Housing has been one of the major issues throughout this year’s state election campaign. And much has been said about what needs to be done to resolve it.
There is no doubt that Tasmania is facing a crisis in housing. House prices are rising at an extraordinary rate and many people are being squeezed out of the market.
In one sense, it is a classic tale of demand outstripping supply. There are more people wanting to buy houses than there are houses to buy.
Investors have entered the market and are buying up big. The low interest rates, resulting in low returns on capital invested, have encouraged more people to look at property as an investment that can provide a good return.
Many of these investors are from the mainland. For them, the Tasmanian market is an easy choice as it is often significantly less expensive than their ‘home’ market where prices are even higher. The issue of some concern here is that they are not selling to buy, instead just buying, and are consequently soaking up the available housing stock.
Adding to the demand paradigm is the low interest rate regime and other forms of government support, enabling people to borrow who otherwise would be in no position to do so.
Until recently the government has been disengaged from the problem, believing the private sector can manage the swings and roundabouts of the market, with not-for-profit organisations being encouraged to manage the increase in demand for social housing.
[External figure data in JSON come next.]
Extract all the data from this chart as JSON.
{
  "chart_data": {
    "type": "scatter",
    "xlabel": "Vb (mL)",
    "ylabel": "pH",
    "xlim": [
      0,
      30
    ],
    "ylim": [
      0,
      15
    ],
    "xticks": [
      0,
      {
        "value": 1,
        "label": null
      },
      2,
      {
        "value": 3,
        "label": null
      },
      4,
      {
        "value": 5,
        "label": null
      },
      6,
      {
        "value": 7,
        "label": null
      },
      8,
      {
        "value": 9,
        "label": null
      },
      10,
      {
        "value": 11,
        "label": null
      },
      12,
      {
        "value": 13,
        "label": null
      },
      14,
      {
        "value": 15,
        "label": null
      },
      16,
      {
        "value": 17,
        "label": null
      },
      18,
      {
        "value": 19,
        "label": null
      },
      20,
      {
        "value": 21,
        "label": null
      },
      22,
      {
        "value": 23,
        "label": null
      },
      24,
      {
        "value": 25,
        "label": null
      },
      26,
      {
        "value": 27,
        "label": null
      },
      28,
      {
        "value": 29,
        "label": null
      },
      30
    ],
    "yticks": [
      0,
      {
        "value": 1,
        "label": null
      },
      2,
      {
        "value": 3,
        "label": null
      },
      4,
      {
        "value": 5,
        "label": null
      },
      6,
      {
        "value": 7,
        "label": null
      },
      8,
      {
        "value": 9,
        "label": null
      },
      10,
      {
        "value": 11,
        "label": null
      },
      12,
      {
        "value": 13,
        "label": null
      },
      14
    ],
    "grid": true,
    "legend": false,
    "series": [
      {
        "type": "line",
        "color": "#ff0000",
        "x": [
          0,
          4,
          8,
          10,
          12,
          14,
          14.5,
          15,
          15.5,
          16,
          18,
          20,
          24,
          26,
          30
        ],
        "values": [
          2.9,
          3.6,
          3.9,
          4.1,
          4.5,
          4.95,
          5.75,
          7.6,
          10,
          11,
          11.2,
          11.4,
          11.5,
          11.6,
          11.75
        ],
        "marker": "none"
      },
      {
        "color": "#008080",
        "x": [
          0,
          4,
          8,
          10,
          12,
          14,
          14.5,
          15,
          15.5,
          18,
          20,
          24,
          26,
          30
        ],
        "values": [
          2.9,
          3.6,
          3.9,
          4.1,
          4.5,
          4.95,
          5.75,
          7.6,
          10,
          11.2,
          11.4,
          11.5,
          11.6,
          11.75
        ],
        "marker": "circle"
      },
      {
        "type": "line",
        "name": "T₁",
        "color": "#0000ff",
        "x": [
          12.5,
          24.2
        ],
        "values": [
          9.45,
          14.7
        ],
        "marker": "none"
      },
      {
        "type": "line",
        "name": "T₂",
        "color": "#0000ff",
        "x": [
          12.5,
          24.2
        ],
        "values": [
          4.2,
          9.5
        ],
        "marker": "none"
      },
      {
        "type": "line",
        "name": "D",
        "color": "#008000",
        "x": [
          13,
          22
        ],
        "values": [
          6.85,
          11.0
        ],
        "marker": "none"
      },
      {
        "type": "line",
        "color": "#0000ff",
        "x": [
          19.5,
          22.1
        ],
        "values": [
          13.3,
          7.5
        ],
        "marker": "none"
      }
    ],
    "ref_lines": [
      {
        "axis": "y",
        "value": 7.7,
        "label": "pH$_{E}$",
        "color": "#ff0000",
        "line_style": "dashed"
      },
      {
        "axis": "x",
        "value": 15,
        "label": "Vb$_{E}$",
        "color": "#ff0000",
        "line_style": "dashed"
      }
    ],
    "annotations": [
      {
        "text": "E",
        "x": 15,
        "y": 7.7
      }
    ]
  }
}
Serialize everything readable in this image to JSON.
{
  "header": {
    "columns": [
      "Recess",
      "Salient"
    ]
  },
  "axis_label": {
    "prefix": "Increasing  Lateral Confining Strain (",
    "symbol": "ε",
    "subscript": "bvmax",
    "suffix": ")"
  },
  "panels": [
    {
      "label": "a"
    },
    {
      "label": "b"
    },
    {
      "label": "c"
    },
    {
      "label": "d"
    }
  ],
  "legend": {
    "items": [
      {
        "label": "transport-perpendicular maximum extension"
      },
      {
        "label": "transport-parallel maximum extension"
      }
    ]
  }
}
However, as the social consequences have become more politically sensitive, government has become more strongly engaged and is providing support for builders to build, and now talks of a construction-led recovery.
One of the critical issues that has not been addressed in this debate is the role that planning has played in allowing the housing shortage to occur.
One cannot just go out and build a house.
Planning laws, zoning laws and the myriad regulations surrounding them ensure that development can only occur at a snail’s pace. While town planners and traffic academics argue over whether inner city and infill development is a more preferable option, housing developments continue to occur in the outer suburbs. However, both options are constrained.
Making land available for housing can involve zoning issues associated with change of use, and as such can take time to resolve. Even the government’s own social housing projects are being held back by some prescriptive development requirements.
Although there has been an effort made over the last few years to establish a state-wide planning system, and with some success, individual councils still have discretion over what can and cannot occur within their boundaries. This has led to significant confusion and frustration.
Steering through this involves a working knowledge of both the state-wide Tasmanian Planning Scheme and the various and diverse local planning provisions. Many councils are still being managed under interim planning schemes while final schemes are being drafted and assessed.
One of the constraints in releasing land for subdivision, is the zoning provision known as the Urban Growth Boundary. It was designed to reign in urban sprawl, but over time has become a barrier to the release of land, thus causing an artificial increase in land value. As cities grow and change, so also should the zoning provisions.
The Urban Growth Boundary was largely designed to encourage inner city infill. As much as this might be appropriate, if higher density living is to be encouraged, then the essential other side of the coin is to ensure a greater flexibility in its design elements. Otherwise, it simply encourages a landscape monotone and becomes self-defeating.
Although provisions are indented to legislate for good design, but these are always doomed to fail because it has become a race to the bottom in terms of over-prescribing what can and cannot be done, leaving little, if any, discretion to the developer.
A recent Ministerial Directive came into being earlier this year with minimal prior consultation, and contains rules surrounding exemptions and requirements surrounding Interim Planning Schemes. It is 56 pages long and is extremely complicated to follow.
Matters that come before the Planning Appeal Tribunal have to follow certain procedures, and the practice directions for doing so are over 80 pages long.
What was meant to make decision-making easier and quicker has now become a battleground for lawyers. This has led to further expense and delay. In fact, the planning rules generally have become so obtuse and difficult, it requires a lawyer skilled in planning law to steer the way through the morass of legislation.
And as Justice Alan Blow said 10 years ago, when referring to Kingborough’s former planning scheme,
“The planning scheme is very complex, and exceedingly and unnecessarily difficult to comprehend or interpret”.
And further on:
“Most ordinary people would not have a chance”. “It is practically essential to have a law degree, decades of experience in interpreting legal documents… and a very strong capacity for perseverance”.
It should not be like this. While housing is taking centre stage in this election, the controlling entity behind the problem is the restrictive planning provisions, and these must be addressed if the housing crisis is to be resolved.